Tackling this many-headed monster of educational inequality does take a lot of courage but things are seemingly looking up. “The pandemic situation really helped us help others involved in this fight too, especially as children are now relying on digital mediums of learning. Last year, Boston Consulting Group, who was managing a project for the Government of Madhya Pradesh on digital libraries, reached out to us for Commerce content in Hindi. Now, I had never studied, read, or taught commerce in my life but this was important. So, I sat and studied for myself to be able to disseminate that content in simple terms to the kid on the other side of the screen.
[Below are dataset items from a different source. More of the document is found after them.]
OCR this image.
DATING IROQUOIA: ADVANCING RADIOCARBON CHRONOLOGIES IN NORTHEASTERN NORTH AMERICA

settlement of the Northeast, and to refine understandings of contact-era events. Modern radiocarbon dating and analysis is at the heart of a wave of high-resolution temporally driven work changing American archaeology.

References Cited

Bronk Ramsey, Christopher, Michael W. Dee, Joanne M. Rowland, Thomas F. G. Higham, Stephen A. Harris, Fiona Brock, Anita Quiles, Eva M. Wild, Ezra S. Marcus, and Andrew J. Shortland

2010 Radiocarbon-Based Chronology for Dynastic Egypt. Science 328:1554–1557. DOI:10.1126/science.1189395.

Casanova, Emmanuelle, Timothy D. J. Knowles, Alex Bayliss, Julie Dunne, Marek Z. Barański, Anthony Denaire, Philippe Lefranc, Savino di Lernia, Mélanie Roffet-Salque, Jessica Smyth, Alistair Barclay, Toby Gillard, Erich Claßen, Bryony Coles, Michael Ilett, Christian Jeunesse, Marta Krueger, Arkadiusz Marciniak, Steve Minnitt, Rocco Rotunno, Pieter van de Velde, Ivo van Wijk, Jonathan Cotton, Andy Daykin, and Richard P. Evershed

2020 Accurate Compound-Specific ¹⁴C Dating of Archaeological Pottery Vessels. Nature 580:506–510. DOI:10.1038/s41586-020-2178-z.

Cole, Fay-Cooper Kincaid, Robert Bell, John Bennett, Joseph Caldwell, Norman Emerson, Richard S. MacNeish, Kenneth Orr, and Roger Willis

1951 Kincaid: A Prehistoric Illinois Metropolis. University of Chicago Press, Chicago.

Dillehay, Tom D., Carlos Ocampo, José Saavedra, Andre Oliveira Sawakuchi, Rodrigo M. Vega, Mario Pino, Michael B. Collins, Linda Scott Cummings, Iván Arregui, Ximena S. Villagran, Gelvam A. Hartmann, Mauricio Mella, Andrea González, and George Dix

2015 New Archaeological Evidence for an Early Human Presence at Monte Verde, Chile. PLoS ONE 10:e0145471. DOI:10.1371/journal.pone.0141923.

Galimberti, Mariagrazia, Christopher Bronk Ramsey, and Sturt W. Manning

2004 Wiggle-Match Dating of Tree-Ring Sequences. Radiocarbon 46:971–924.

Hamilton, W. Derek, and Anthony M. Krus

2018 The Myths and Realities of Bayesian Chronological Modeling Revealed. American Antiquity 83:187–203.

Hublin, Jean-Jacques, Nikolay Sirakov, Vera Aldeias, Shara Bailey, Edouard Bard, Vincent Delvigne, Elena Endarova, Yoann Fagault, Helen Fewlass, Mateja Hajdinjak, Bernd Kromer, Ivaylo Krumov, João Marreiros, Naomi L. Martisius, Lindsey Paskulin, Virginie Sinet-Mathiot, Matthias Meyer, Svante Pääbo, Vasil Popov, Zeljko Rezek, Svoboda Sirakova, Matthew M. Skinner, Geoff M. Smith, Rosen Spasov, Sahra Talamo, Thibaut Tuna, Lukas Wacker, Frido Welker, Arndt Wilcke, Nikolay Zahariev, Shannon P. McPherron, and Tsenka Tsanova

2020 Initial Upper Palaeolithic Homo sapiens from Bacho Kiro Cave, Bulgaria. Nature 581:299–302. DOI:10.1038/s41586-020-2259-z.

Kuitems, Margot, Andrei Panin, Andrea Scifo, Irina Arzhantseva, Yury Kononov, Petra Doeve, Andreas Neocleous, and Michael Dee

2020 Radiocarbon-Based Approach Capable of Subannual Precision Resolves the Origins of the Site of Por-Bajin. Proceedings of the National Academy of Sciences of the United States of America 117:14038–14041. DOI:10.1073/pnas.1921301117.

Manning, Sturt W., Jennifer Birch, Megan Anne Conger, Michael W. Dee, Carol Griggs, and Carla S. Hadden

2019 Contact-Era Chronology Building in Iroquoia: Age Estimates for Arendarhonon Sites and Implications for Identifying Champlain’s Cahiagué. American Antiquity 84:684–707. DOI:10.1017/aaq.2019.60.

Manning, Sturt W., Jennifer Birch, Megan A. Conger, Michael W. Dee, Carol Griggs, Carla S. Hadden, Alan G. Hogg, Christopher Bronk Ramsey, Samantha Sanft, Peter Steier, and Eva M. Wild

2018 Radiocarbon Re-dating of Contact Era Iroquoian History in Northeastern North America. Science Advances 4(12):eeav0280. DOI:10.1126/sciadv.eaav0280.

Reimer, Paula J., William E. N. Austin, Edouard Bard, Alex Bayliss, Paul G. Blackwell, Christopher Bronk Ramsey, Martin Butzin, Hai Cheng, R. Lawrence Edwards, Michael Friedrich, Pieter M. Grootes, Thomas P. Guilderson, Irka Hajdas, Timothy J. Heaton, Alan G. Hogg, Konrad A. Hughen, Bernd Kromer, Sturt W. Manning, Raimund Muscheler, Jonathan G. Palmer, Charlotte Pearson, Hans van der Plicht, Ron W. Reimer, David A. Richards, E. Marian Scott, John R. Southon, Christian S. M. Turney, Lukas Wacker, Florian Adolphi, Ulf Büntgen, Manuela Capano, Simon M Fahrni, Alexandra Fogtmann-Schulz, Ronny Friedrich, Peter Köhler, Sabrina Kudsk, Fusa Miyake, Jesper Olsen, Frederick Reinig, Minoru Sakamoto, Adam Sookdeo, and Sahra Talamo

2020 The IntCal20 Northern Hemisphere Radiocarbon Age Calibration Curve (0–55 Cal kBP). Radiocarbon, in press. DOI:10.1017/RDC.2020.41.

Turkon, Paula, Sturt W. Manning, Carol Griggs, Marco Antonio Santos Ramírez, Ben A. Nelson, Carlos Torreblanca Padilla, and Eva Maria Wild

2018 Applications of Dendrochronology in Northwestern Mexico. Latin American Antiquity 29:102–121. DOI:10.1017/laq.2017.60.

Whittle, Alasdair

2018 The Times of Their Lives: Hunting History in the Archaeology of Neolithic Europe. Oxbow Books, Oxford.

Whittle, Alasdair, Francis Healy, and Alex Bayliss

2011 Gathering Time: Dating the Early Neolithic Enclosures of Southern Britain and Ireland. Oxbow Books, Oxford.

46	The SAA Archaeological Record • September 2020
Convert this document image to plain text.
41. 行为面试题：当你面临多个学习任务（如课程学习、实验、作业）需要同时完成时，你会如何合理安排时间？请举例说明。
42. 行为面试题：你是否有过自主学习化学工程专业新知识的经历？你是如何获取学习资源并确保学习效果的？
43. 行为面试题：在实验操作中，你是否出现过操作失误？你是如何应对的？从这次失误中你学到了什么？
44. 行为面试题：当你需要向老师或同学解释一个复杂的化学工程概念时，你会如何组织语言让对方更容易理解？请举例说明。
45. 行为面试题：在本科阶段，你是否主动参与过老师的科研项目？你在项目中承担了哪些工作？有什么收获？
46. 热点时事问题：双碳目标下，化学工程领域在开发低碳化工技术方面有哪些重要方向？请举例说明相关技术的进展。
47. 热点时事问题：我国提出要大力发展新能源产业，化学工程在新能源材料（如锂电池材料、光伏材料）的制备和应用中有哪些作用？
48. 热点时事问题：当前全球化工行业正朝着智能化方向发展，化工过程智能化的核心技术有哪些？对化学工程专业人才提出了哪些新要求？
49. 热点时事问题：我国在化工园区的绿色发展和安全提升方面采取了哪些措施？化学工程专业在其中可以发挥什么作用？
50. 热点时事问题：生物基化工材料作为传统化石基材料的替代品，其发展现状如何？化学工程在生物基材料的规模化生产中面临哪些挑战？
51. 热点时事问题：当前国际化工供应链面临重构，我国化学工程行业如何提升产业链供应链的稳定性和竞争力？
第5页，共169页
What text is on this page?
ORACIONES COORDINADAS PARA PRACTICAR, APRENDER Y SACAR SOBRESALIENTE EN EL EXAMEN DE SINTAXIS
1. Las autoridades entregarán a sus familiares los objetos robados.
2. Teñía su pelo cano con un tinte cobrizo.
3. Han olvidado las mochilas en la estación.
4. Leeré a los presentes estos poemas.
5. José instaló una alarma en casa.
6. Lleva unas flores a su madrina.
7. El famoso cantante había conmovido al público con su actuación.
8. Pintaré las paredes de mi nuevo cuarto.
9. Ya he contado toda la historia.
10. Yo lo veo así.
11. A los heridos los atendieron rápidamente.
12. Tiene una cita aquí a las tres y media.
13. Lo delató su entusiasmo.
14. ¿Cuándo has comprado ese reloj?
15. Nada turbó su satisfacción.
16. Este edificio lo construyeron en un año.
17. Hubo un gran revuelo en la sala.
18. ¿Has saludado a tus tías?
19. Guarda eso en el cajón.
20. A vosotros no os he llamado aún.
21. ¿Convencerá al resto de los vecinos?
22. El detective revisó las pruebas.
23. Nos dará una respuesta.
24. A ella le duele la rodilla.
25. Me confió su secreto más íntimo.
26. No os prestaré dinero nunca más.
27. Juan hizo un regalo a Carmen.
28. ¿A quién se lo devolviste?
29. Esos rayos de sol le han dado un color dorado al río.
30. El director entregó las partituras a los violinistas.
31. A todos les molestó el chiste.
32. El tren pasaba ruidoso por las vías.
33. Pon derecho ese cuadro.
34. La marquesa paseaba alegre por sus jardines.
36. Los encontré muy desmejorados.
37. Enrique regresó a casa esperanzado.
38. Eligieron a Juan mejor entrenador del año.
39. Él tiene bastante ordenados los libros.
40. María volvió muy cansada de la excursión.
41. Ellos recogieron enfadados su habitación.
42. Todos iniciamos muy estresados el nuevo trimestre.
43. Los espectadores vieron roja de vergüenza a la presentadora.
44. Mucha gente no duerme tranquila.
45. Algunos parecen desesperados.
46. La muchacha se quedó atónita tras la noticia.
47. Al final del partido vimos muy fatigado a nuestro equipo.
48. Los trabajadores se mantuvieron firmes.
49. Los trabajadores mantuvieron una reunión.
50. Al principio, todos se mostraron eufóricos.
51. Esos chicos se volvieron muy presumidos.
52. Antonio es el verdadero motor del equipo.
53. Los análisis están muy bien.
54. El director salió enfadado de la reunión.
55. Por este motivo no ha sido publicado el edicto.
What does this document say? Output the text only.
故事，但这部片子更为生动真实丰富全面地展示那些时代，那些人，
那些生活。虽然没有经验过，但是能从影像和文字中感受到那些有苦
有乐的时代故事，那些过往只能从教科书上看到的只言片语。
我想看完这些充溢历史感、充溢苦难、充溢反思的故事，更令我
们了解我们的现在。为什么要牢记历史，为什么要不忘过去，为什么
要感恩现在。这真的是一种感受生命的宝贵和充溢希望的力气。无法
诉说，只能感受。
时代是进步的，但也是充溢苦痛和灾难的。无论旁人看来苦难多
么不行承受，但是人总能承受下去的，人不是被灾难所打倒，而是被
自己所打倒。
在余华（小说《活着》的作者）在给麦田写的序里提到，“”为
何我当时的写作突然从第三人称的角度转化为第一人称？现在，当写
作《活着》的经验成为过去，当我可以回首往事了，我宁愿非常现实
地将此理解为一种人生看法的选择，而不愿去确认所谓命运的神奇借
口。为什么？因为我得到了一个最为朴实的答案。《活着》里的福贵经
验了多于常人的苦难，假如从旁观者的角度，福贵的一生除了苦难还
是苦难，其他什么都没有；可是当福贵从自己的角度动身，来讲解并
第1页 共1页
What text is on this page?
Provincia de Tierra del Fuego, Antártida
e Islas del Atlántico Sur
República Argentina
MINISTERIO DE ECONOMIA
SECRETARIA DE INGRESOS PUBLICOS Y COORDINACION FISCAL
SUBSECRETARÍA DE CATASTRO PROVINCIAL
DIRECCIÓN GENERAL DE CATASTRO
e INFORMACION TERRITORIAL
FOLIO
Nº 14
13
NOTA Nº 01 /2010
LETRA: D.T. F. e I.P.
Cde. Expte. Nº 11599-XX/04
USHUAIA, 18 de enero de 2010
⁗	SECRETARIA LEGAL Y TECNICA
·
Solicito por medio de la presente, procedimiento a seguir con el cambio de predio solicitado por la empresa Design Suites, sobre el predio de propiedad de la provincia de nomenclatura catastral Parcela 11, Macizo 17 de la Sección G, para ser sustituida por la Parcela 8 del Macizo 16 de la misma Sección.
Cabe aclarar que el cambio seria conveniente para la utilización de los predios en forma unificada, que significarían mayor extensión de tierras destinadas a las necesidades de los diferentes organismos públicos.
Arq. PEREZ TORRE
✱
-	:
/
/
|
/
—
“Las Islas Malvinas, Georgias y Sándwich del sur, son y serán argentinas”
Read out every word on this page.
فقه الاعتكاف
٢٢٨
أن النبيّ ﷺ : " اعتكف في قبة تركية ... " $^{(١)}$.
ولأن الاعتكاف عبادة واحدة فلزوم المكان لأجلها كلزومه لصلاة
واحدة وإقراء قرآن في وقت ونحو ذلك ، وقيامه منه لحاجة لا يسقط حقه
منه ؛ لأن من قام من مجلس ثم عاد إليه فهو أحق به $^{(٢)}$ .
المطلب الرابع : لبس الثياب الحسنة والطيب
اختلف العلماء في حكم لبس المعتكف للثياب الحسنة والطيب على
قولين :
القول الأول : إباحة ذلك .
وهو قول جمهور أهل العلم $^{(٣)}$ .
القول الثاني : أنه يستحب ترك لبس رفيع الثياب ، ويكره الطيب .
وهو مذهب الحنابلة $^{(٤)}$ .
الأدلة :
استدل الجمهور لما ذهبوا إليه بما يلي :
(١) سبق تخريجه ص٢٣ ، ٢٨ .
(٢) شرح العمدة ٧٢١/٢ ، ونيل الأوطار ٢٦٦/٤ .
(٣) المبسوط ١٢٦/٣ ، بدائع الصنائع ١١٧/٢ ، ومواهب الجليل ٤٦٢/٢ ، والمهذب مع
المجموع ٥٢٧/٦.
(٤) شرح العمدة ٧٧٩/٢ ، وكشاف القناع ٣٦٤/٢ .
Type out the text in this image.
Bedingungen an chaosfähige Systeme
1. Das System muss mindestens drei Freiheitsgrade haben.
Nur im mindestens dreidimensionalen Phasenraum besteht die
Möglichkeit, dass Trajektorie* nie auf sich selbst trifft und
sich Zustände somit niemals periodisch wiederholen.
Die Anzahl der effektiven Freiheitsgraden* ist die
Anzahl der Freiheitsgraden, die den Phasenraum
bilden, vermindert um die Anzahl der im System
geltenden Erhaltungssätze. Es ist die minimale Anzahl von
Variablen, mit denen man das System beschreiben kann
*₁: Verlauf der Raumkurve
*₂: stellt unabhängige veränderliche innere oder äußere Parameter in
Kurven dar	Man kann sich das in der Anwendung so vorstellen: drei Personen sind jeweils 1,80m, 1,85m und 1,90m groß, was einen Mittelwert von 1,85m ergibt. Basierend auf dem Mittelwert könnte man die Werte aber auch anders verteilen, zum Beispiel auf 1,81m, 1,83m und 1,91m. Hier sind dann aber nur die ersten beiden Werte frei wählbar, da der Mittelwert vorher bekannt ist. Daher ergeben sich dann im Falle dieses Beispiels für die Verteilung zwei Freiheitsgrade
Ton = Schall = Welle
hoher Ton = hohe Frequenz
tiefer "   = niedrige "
The teacher became a student again”, he seemed to smile as he talked over the phone.

Going back to high school books and study again? That seemed like a headache in the least if not a nightmare. And yet Aniruddh didn’t bat an eye to do it. “What made you so persistent in your journey? Didn’t you ever become tired of this passion? Weren’t you enticed by the glamorous world of corporate with job security?”, I asked inquisitively. “Well, I am a simple person. I still ride a bike to work, I don’t have fantasies of buying a car. I know that even if nothing works, I can still maybe teach whatever I know and make enough money to cover my basic needs. I see the world through a much wider lens. The technological toys that are relevant now, in ten years’ time, we will throw them away to play with something else. So, it’s easy for me to be detached from the dazzle. What is more important for me is time. You have 24 hours in a day, and even if you use up 12 hours in sleep and routine activities, that means you have 12 hours every day to reinvent yourself, to make some difference. How are you using that? What will you do with your 12 hours today? That is what keeps driving me.

But what about some of us who don’t know what drives us yet? How do we then make sense of our world? “I think then elimination becomes essential”, Aniruddh hypothesizes, “If you don’t know what you want to do, at least understand what you don’t want to do. I was very sure after college that I didn’t want to go into a corporate field. I knew what I didn’t want to do. Armed with that knowledge, I just plunged into exploring different things that I could do. Even now after starting a company, if I know that perhaps there are some things that I don’t understand or can’t do, I ensure that I pick up the slack in other departments and keep going from there.

Aniruddh’s love of doing different things certainly is verified in the various other subjects that he is passionate about. “I know today I love doing what I do, which is teaching. But tomorrow, I also see myself doing something for the environment, something for gender imbalance, for racial discrimination, or for infrastructure. The question is, whatever you do, are you able to answer why you are doing it? Question that to yourself every moment and the answer will take you places that you may not have imagined.

As we pause for a moment, I can hear his steps crunching on the road as he tells me that he is taking his daily evening walk. I admire his love for simple things even more. “I just try to make the most of myself. The world is not going to be with me for the 24 hours, but I will. So, what I think of myself is more important”, he says with a simplicity that is rare to come by. But that doesn’t mean to say he doesn’t care for the world. He does, he very much does. He is strong-willed enough to follow what he thinks is right and sensitive enough to appreciate others, like me, on the path that they are. Just like he doesn’t think there is anything wrong with the English language, but he will hold his ground and speak in the Hindi for an hour, proud to show that he comes from a humble background, even though the person on the other end of the phone is firing questions in English. Because the world may work on an English medium, but he is Hindi medium.